A new IVR is about 30 bucks for the regular ones. In my opinion those are junk. I went through about 3 of them and none of them worked right. Both NPD and Paddock Parts have the electronic / solid state version for about 50 bucks. I think Paddock has it for 40. We did make our own like you mentioned and it works fine. It cost less than 10 bucks. My Dad is an electrical engineer and made it slightly different and it fits inside one of the cases and looks factory. It works great.

I agree about possibly having to isolate some different circuits to figure it out.
 
So, The gauges problem was solved, it was a blown fuse sigh, i remember when it happened now that i think of it.

Just for kicks i decided to check the voltage on the battery, it about 14.6 with the car off... with the car on at idle in park it jumps to 15.7- 15.9 volts, correct me if i'm wrong but isn't that too high?
 
I agree with Iskwezm about the voltage.

Something that was a big help for me was the electrical wiring on CD that I got for about 10 bucks. Most Mutang parts places have it. Its alot easier to see the schematics when they are in color and you can zoom in to view them.
 
Before measuring a battery at rest, you should remove the residual charge by temporarily applying a load to it (Like cranking it over a couple seconds). At rest voltage should be from 12.5 to 12.8V

Charge voltage over 14.5 is too high. It will boil the acid out of the battery and there will be excessive corrosion around the terminals. It should be 13 to 14.5V

As far as I know, the 3G is not a one wire alternator. Did the guy who built it give you any documentation with it? Where is the yellow wire tied to? That is the sense wire. Also the green wire is the "turn on" signal which should be tied to an ignition source.
 
Ok, so I left the kill switch off and cranked it over for a few seconds a few times and looked at the voltage, it dipped to about 13.8 but with the car off it became climbing back up to 14.1. I verified my multimeter is right, i tested a few household batteries and what not.
I was finally able to look at the part number in the back F749SE, the next line reads 0997CN 12V; it seems to be off a 94 mustang.

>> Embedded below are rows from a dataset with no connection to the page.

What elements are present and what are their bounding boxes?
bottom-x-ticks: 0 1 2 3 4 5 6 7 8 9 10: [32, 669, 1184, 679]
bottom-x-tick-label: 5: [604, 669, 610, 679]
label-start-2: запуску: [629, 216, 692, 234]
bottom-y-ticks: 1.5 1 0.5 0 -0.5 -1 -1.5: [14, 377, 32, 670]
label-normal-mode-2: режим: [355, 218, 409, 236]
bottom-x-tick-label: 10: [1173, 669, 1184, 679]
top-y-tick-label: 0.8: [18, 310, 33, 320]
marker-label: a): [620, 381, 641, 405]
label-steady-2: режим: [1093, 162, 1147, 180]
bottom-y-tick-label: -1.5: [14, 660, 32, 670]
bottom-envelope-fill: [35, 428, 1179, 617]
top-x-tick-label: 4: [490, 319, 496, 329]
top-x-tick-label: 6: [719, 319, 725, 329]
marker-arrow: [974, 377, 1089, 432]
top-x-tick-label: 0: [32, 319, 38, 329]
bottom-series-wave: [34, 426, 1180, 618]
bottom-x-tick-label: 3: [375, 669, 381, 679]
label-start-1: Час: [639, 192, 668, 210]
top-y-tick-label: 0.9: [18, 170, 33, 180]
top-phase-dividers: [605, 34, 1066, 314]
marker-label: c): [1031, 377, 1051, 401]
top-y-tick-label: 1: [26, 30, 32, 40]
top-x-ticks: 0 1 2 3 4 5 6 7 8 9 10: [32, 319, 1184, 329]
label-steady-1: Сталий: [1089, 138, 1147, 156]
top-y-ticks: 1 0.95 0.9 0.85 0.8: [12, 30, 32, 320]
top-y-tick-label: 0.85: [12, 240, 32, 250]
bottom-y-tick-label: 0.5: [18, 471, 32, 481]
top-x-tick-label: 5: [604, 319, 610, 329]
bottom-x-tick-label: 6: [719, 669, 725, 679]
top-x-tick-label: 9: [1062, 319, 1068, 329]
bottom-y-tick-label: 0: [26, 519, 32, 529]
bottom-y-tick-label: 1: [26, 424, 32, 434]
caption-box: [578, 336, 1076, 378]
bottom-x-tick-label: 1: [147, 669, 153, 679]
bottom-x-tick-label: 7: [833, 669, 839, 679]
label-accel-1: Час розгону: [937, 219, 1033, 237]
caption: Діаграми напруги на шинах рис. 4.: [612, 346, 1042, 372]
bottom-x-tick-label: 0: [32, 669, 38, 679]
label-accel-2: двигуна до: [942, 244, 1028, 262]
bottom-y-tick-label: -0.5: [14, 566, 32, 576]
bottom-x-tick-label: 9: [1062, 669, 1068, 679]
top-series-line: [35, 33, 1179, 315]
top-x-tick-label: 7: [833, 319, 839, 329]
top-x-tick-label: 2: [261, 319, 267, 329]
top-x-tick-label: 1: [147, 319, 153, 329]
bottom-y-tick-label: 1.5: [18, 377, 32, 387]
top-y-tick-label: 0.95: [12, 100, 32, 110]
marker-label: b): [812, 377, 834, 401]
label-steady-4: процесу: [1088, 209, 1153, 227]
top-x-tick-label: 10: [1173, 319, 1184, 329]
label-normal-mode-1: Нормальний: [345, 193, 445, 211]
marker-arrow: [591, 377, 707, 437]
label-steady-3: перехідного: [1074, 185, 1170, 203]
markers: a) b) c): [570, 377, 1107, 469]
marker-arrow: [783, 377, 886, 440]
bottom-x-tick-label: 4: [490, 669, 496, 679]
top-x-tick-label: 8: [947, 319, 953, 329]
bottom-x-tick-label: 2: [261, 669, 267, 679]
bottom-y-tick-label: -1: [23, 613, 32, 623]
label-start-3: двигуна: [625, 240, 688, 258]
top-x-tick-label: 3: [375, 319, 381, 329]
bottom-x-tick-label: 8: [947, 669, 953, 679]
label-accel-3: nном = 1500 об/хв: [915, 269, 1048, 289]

He said it a 3g alternator with a 1 wire conversion on his ad; he didn't give me documentation. There is one large wire connected the starting post of the solenoid as well as a wire coming from my harness i'm assuming my ignition wire, i can't tell exactly since the name kinda rubbed off, both connected to the same post on the alternator along with one of the ASI wires i forget which one.

There isn't much corrosion on the terminals, we completely coated it with grease last time I had battery problems. But i can see the acid has done quite a bit of damage to the bottom, where the frame rails and battery tray are. Corrosion that wasn't there before.

Neutralizing acid requires baking soda and water, last time i used this it became a paste do you spread the paste over it or the water portion?
 
That still seems too high of voltage. Is it the same battery you had before you put the 3G on it? Did you have a more normal reading before the 3G? Do you have another multimeter to verify your output? Look at the 3G connector. Where is the "A" terminal tied to? Usually it is a yellow/white wire.
 
I went over to my grandpa's house and borrowed 2 of his multimeter and sure enough both read 14.2 while the car was on and about 13 at rest. I hooked up mine simultaneously and it read high 15s. So, mine was bad.
As for the stereo, it seems to be happening less and less but i think it might be a bad ground or loose connection somewhere i'm gonna have to trace it around, and maybe hook up a multimeter in line to see if voltage is dropping.